Active directory authentication - fixing incorrect service account credentials
Published 14 February 2023
If SQL Monitor is configured to authenticate users with Active Directory, and you're locked out of your Active Directory service account, you may be able to Edit the entry in the Windows Credential Manager associated with it, which will be in the form SQL_Monitor_AD_ServiceAccount_<Domain>. If that doesn't exist for some reason or does not work, you will need to switch the authentication mode back to the default, remove the entries for the domains that have been added, restart the Web Service (or website, if you're using IIS), and then switch back to Active Directory authentication.
For editing the entry in Windows Credential Manager do this:
- Open Control Panel to show All Control Panel Items, and then open Credential Manager: note that you will need to run this as the user SQL Monitor runs as.

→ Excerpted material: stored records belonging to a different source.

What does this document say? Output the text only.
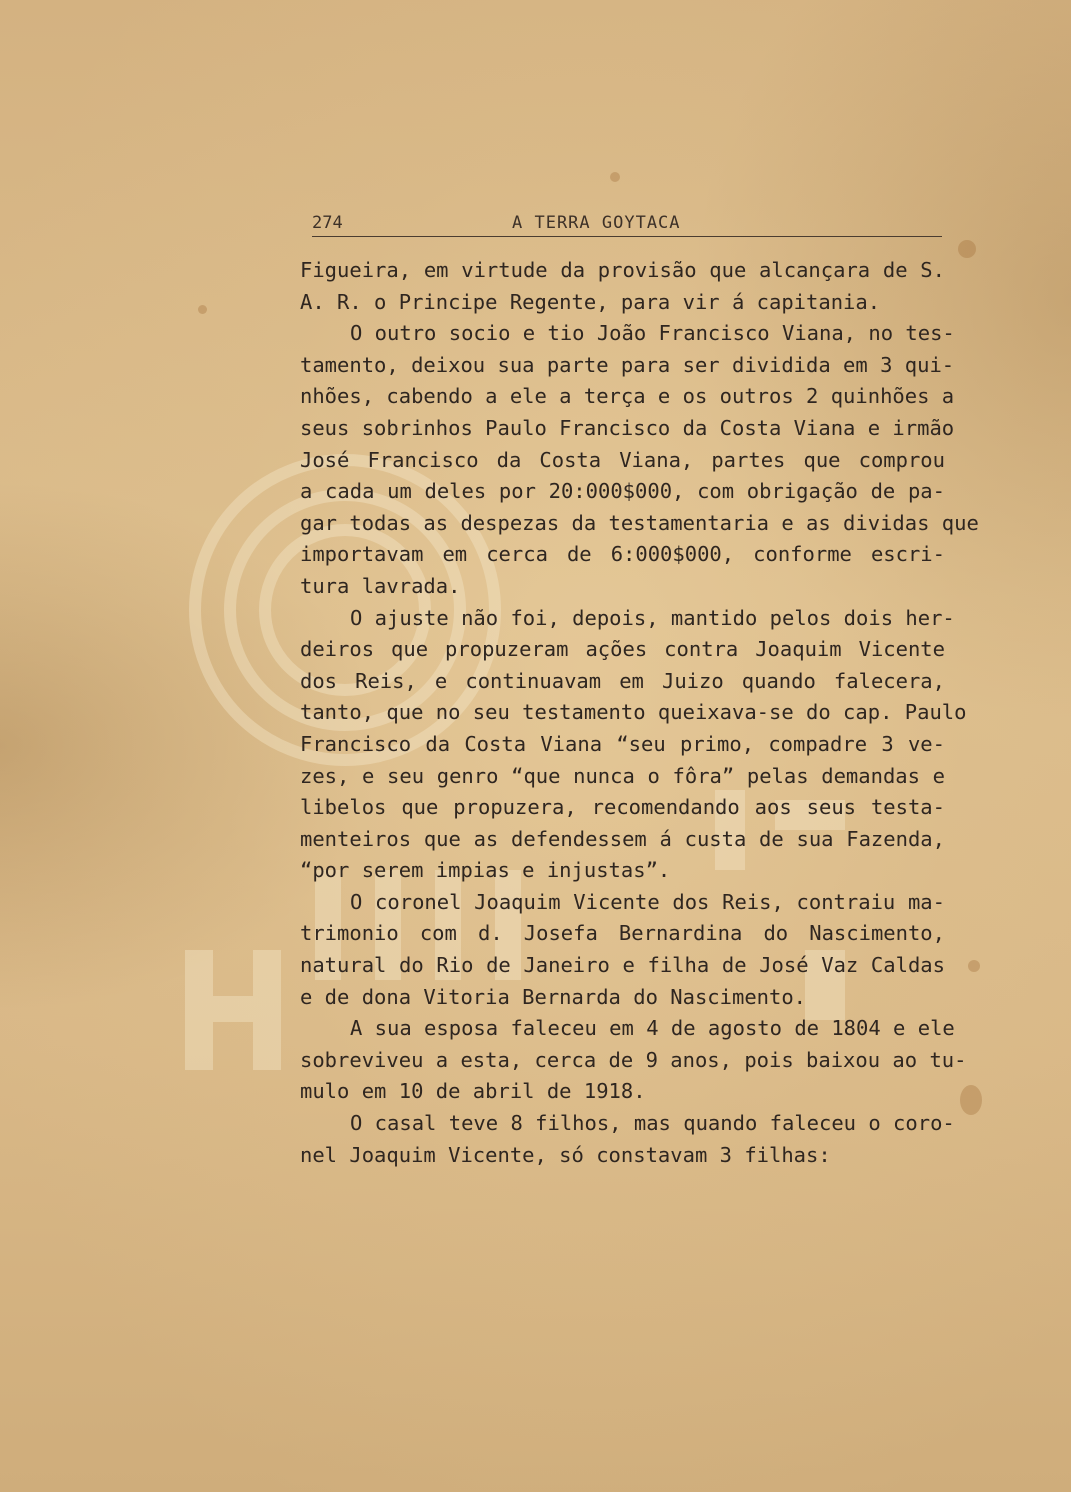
274	A TERRA GOYTACA
Figueira, em virtude da provisão que alcançara de S.
A. R. o Principe Regente, para vir á capitania.
O outro socio e tio João Francisco Viana, no tes-
tamento, deixou sua parte para ser dividida em 3 qui-
nhões, cabendo a ele a terça e os outros 2 quinhões a
seus sobrinhos Paulo Francisco da Costa Viana e irmão
José Francisco da Costa Viana, partes que comprou
a cada um deles por 20:000$000, com obrigação de pa-
gar todas as despezas da testamentaria e as dividas que
importavam em cerca de 6:000$000, conforme escri-
tura lavrada.
O ajuste não foi, depois, mantido pelos dois her-
deiros que propuzeram ações contra Joaquim Vicente
dos Reis, e continuavam em Juizo quando falecera,
tanto, que no seu testamento queixava-se do cap. Paulo
Francisco da Costa Viana “seu primo, compadre 3 ve-
zes, e seu genro “que nunca o fôra” pelas demandas e
libelos que propuzera, recomendando aos seus testa-
menteiros que as defendessem á custa de sua Fazenda,
“por serem impias e injustas”.
O coronel Joaquim Vicente dos Reis, contraiu ma-
trimonio com d. Josefa Bernardina do Nascimento,
natural do Rio de Janeiro e filha de José Vaz Caldas
e de dona Vitoria Bernarda do Nascimento.
A sua esposa faleceu em 4 de agosto de 1804 e ele
sobreviveu a esta, cerca de 9 anos, pois baixou ao tu-
mulo em 10 de abril de 1918.
O casal teve 8 filhos, mas quando faleceu o coro-
nel Joaquim Vicente, só constavam 3 filhas:
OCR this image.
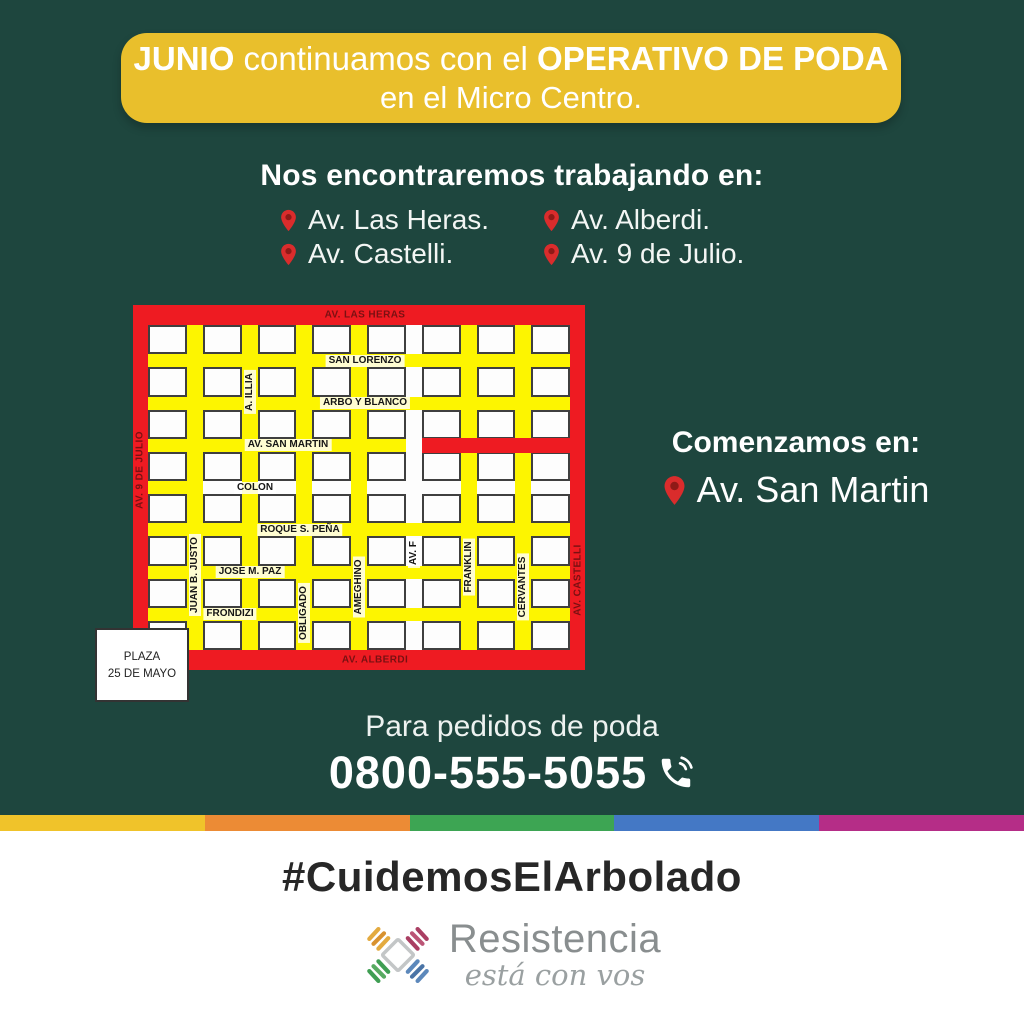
JUNIO continuamos con el OPERATIVO DE PODA
en el Micro Centro.
Nos encontraremos trabajando en:
Av. Las Heras.	Av. Alberdi.
Av. Castelli.	Av. 9 de Julio.
SAN LORENZO
ARBO Y BLANCO
AV. SAN MARTIN
COLON
ROQUE S. PEÑA
JOSE M. PAZ
FRONDIZI
JUAN B. JUSTO
A. ILLIA
OBLIGADO	AMEGHINO
AV. F	FRANKLIN	CERVANTES
AV. LAS HERAS
AV. ALBERDI
AV. 9 DE JULIO
AV. CASTELLI
PLAZA
25 DE MAYO
Comenzamos en:
Av. San Martin
Para pedidos de poda
0800-555-5055
#CuidemosElArbolado
Resistencia
está con vos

- Click on Windows Credentials.
- Find the entry for your service account under the Generic Credentials section.
It will be in the form SQL_Monitor_AD_ServiceAccount_<Domain> like this:
(Note: there may be a legacy entry, SQL_Monitor_AD_ServiceAccount, from versions before multiple AD domains were added that will be fallen back to for the first domain) - Expand the entry and click Edit to update the password.
If this fails, you can switch back to SQL Monitor basic authentication and then reconfigure Active Directory authentication.